Source: Agence France-Presse
Date: 17 Feb 2006
MOGADISHU, Feb 16, 2006 (AFP) - Rival Somali sub-clans battled over pasture
and wells just inside Ethiopia leaving at least 12 dead and more than two
dozen wounded in a second day of fighting Thursday as competition for water
and pasture heats up in the drought-stricken region, officials said.
The clashes in the Ethiopian village of Yamarug began Wednesday between
heavily armed militia members from the Marehan and Majereteen factions of
the larger Darod clan in a dispute over the precious resources, they said.

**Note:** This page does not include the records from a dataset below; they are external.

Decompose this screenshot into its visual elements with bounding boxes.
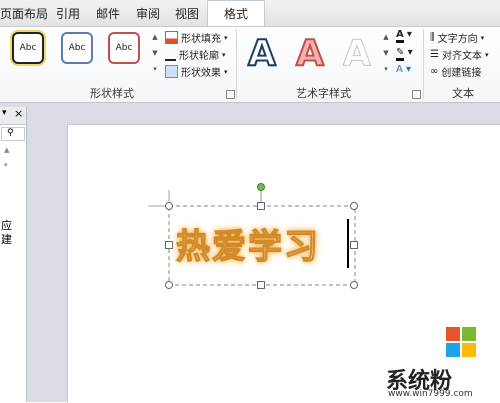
resize-handle-top-right[interactable] [350,202,358,210]
rotation-handle[interactable] [257,183,265,191]
resize-handle-bottom[interactable] [257,281,265,289]
watermark-url: www.win7999.com [388,389,473,399]
resize-handle-top-left[interactable] [165,202,173,210]
resize-handle-left[interactable] [165,241,173,249]
resize-handle-right[interactable] [350,241,358,249]
windows-logo-icon [446,327,476,357]
selection-frame [148,190,356,286]
resize-handle-bottom-left[interactable] [165,281,173,289]
resize-handle-top[interactable] [257,202,265,210]
wordart-text[interactable]: 热爱学习 [175,219,320,268]
resize-handle-bottom-right[interactable] [350,281,358,289]
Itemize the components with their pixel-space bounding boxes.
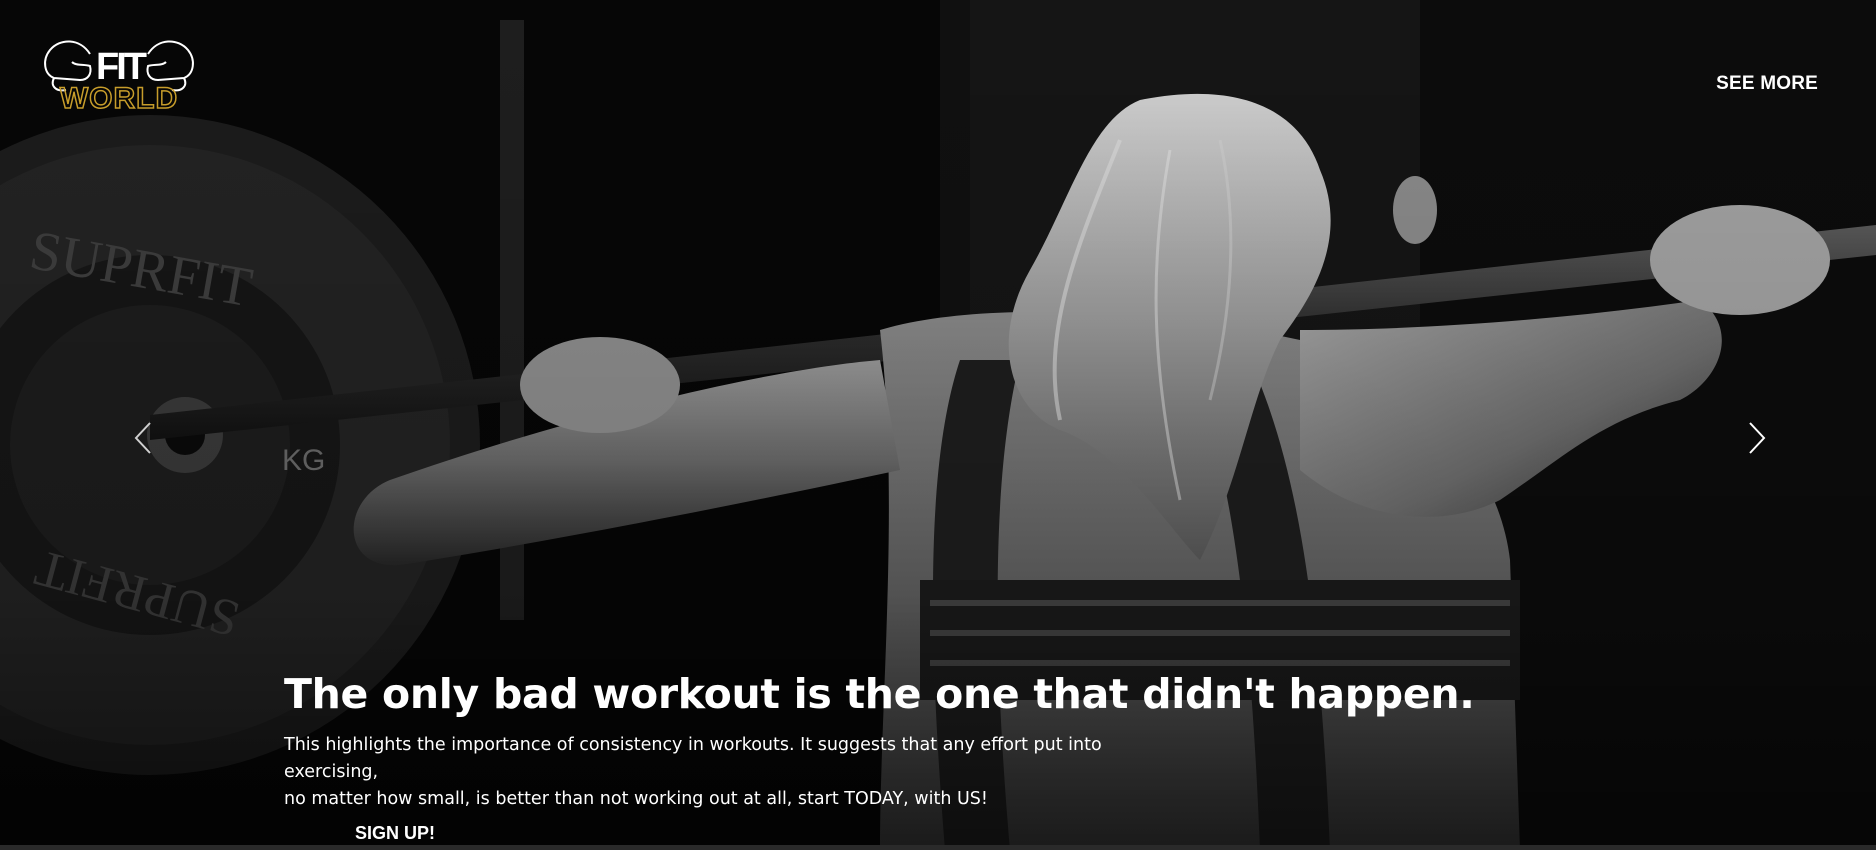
hero-headline: The only bad workout is the one that did…	[284, 670, 1475, 718]
hero-description-line-1: This highlights the importance of consis…	[284, 735, 1102, 782]
sign-up-button[interactable]: SIGN UP!	[355, 823, 435, 844]
hero-description-line-2: no matter how small, is better than not …	[284, 789, 988, 809]
fit-world-logo[interactable]: FIT WORLD	[40, 34, 198, 120]
chevron-left-icon	[134, 422, 151, 454]
see-more-link[interactable]: SEE MORE	[1716, 73, 1818, 95]
hero-section: SUPRFIT SUPRFIT KG	[0, 0, 1876, 850]
divider	[0, 845, 1876, 850]
logo-text-bottom: WORLD	[59, 82, 179, 115]
hero-description: This highlights the importance of consis…	[284, 732, 1144, 813]
logo-text-top: FIT	[96, 46, 147, 88]
chevron-right-icon	[1749, 422, 1766, 454]
hero-caption: The only bad workout is the one that did…	[284, 668, 1475, 813]
carousel-prev-button[interactable]	[132, 420, 156, 456]
carousel-next-button[interactable]	[1744, 420, 1768, 456]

Yamarug is a remote and desolate outpost in southeastern Ethiopia only
about 30 meters (yards) from the border with central Somalia and eyewitness
accounts of the fighting were sketchy.
At least 12 and as many as 17 people were reported to have been killed,
according to officials in nearby towns in Somalia where the wounded from
the two factions were brought for treatment.
A nurse at the hospital in Galkayo, where the Majereteen casualties were
brought, said the facility was treating 17 injured fighters who spoke of
the same number being killed on both sides in the two days of fighting.

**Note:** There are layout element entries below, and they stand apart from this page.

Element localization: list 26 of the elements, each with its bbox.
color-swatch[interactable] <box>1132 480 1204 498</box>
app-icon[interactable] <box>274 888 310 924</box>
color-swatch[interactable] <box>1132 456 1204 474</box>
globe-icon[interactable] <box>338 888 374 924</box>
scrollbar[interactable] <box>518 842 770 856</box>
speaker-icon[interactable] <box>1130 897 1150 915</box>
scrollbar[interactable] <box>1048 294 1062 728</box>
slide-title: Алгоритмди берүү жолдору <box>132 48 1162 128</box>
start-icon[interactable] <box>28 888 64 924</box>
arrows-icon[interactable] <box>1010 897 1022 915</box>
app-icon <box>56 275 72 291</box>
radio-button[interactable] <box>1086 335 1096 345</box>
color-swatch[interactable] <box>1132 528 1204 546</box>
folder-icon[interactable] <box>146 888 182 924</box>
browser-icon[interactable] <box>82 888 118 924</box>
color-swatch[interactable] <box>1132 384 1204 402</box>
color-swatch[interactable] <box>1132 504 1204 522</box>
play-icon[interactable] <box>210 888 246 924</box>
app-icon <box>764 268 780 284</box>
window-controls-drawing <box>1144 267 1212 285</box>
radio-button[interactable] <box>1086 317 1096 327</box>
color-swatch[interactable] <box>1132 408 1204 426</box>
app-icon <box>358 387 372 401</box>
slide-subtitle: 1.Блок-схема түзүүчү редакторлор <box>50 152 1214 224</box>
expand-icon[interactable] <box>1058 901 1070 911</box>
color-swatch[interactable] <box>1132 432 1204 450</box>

"They are saying the same number were killed," the nurse told AFP on
condition of anonymity.
In the town of Abudwaq, where the Marehan casualties were brought, a
district official said the nine wounded spoke of 12 people being killed
although he said the actual number would likely rise.

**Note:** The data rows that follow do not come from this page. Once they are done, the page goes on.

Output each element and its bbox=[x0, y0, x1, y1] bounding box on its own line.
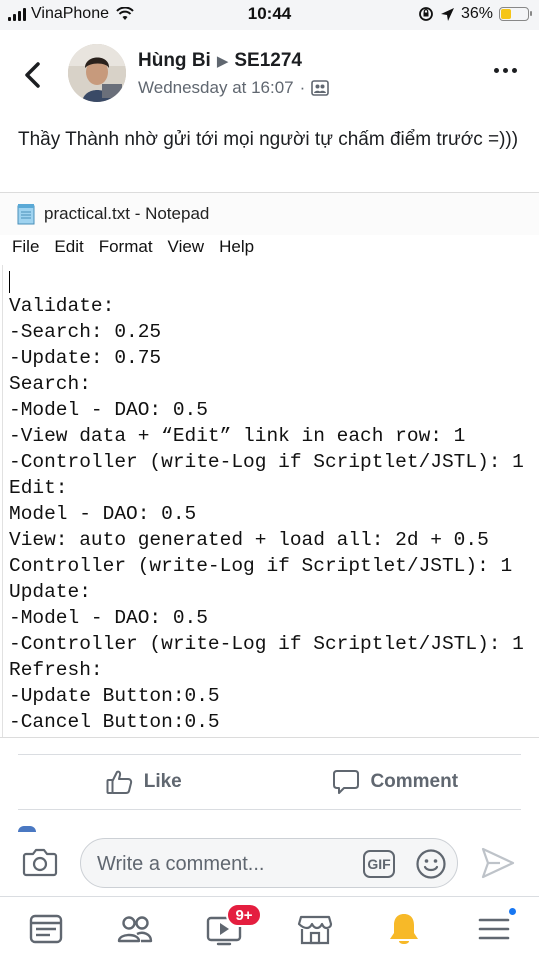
post-header: Hùng Bi ▶ SE1274 Wednesday at 16:07 · bbox=[0, 30, 539, 120]
notepad-menubar: File Edit Format View Help bbox=[0, 237, 254, 263]
notepad-line: Controller (write-Log if Scriptlet/JSTL)… bbox=[9, 555, 513, 577]
battery-fill bbox=[501, 9, 512, 19]
thumbs-up-icon bbox=[106, 770, 132, 794]
status-right: 36% bbox=[418, 5, 532, 23]
notepad-line: -Model - DAO: 0.5 bbox=[9, 607, 208, 629]
comment-composer: GIF bbox=[0, 832, 539, 894]
comment-input-box[interactable]: GIF bbox=[80, 838, 458, 888]
gif-button[interactable]: GIF bbox=[363, 850, 395, 878]
notepad-line: Refresh: bbox=[9, 659, 103, 681]
notepad-line: -Search: 0.25 bbox=[9, 321, 162, 343]
groups-icon bbox=[117, 916, 153, 943]
menu-view: View bbox=[167, 237, 205, 256]
notepad-content: Validate: -Search: 0.25 -Update: 0.75 Searc… bbox=[9, 267, 524, 737]
comment-button[interactable]: Comment bbox=[270, 755, 522, 809]
notepad-title: practical.txt - Notepad bbox=[44, 204, 210, 223]
bell-icon bbox=[390, 914, 418, 944]
notepad-line: -Update: 0.75 bbox=[9, 347, 162, 369]
tab-watch[interactable]: 9+ bbox=[204, 903, 262, 949]
shared-to-arrow-icon: ▶ bbox=[216, 53, 229, 70]
back-arrow-icon[interactable] bbox=[18, 58, 48, 92]
notepad-file-icon bbox=[17, 204, 35, 225]
avatar[interactable] bbox=[68, 44, 126, 102]
notepad-line: -Controller (write-Log if Scriptlet/JSTL… bbox=[9, 633, 524, 655]
author-name[interactable]: Hùng Bi bbox=[138, 50, 211, 72]
avatar-photo bbox=[68, 44, 126, 102]
notepad-line: Edit: bbox=[9, 477, 68, 499]
status-bar: VinaPhone 10:44 36% bbox=[0, 0, 539, 30]
battery-icon bbox=[499, 7, 532, 21]
battery-percent: 36% bbox=[460, 5, 493, 22]
marketplace-icon bbox=[297, 915, 333, 945]
tab-marketplace[interactable] bbox=[295, 909, 335, 949]
group-privacy-icon bbox=[311, 80, 330, 96]
comment-bubble-icon bbox=[333, 770, 360, 794]
watch-notification-badge: 9+ bbox=[226, 903, 262, 927]
group-name[interactable]: SE1274 bbox=[234, 50, 302, 72]
notepad-line: Validate: bbox=[9, 295, 115, 317]
orientation-lock-icon bbox=[419, 7, 433, 21]
post-text: Thầy Thành nhờ gửi tới mọi người tự chấm… bbox=[18, 129, 519, 150]
notepad-text-area: Validate: -Search: 0.25 -Update: 0.75 Searc… bbox=[2, 265, 539, 737]
post-image-notepad[interactable]: practical.txt - Notepad File Edit Format… bbox=[0, 192, 539, 738]
post-timestamp[interactable]: Wednesday at 16:07 bbox=[138, 78, 294, 98]
notepad-line: -Model - DAO: 0.5 bbox=[9, 399, 208, 421]
more-options-icon[interactable] bbox=[494, 68, 517, 73]
tab-news-feed[interactable] bbox=[26, 909, 66, 949]
meta-separator: · bbox=[299, 78, 306, 97]
tab-notifications[interactable] bbox=[384, 909, 424, 949]
notepad-line: Model - DAO: 0.5 bbox=[9, 503, 197, 525]
post-actions: Like Comment bbox=[18, 754, 521, 810]
poster-line: Hùng Bi ▶ SE1274 bbox=[138, 50, 302, 72]
send-icon[interactable] bbox=[480, 846, 516, 880]
like-label: Like bbox=[143, 771, 182, 792]
location-icon bbox=[440, 7, 454, 21]
notepad-line: -Controller (write-Log if Scriptlet/JSTL… bbox=[9, 451, 524, 473]
news-feed-icon bbox=[29, 914, 63, 944]
menu-notification-dot bbox=[507, 906, 518, 917]
notepad-line: View: auto generated + load all: 2d + 0.… bbox=[9, 529, 489, 551]
menu-file: File bbox=[12, 237, 40, 256]
notepad-line: Update: bbox=[9, 581, 91, 603]
notepad-line: -View data + “Edit” link in each row: 1 bbox=[9, 425, 466, 447]
menu-edit: Edit bbox=[54, 237, 84, 256]
notepad-titlebar: practical.txt - Notepad bbox=[0, 193, 539, 235]
post-meta: Wednesday at 16:07 · bbox=[138, 78, 330, 98]
comment-input[interactable] bbox=[97, 849, 367, 879]
notepad-line: -Update Button:0.5 bbox=[9, 685, 220, 707]
bottom-tab-bar: 9+ bbox=[0, 896, 539, 960]
like-button[interactable]: Like bbox=[18, 755, 270, 809]
emoji-icon[interactable] bbox=[415, 848, 447, 880]
camera-icon[interactable] bbox=[22, 846, 58, 878]
tab-menu[interactable] bbox=[474, 906, 518, 949]
comment-label: Comment bbox=[370, 771, 459, 792]
menu-help: Help bbox=[219, 237, 255, 256]
tab-groups[interactable] bbox=[115, 909, 155, 949]
notepad-line: Search: bbox=[9, 373, 91, 395]
notepad-line: -Cancel Button:0.5 bbox=[9, 711, 220, 733]
menu-format: Format bbox=[98, 237, 153, 256]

"The fighting has not stopped and miltiamen from both sides heading to
reinforce the area," the official told AFP.
In the Ethiopian capital of Addis Ababa, an official with the information
ministry confirmed the clashes but could not confirm their seriousness or
"There were clashes between Somali subclans at the border," the official
said. "We have sent out a fact-finding mission and are waiting for the
results of the investigation."
Tensions between the two factions have run high for some time but they have
managed to live together in the Yamarug area for years without violence,
according to Somalia observers.
They said those tensions likely erupted into fighting due to the scorching
drought that has hit east Africa, threatening more than eight million
people with starvation in four countries, including Ethiopia and Somalia.
About 3.4 million people -- 1.7 million each in southeast Ethiopia and
southern and central Somalia -- are at-risk and in need of dire assistance
to stave off famine, according to UN agencies.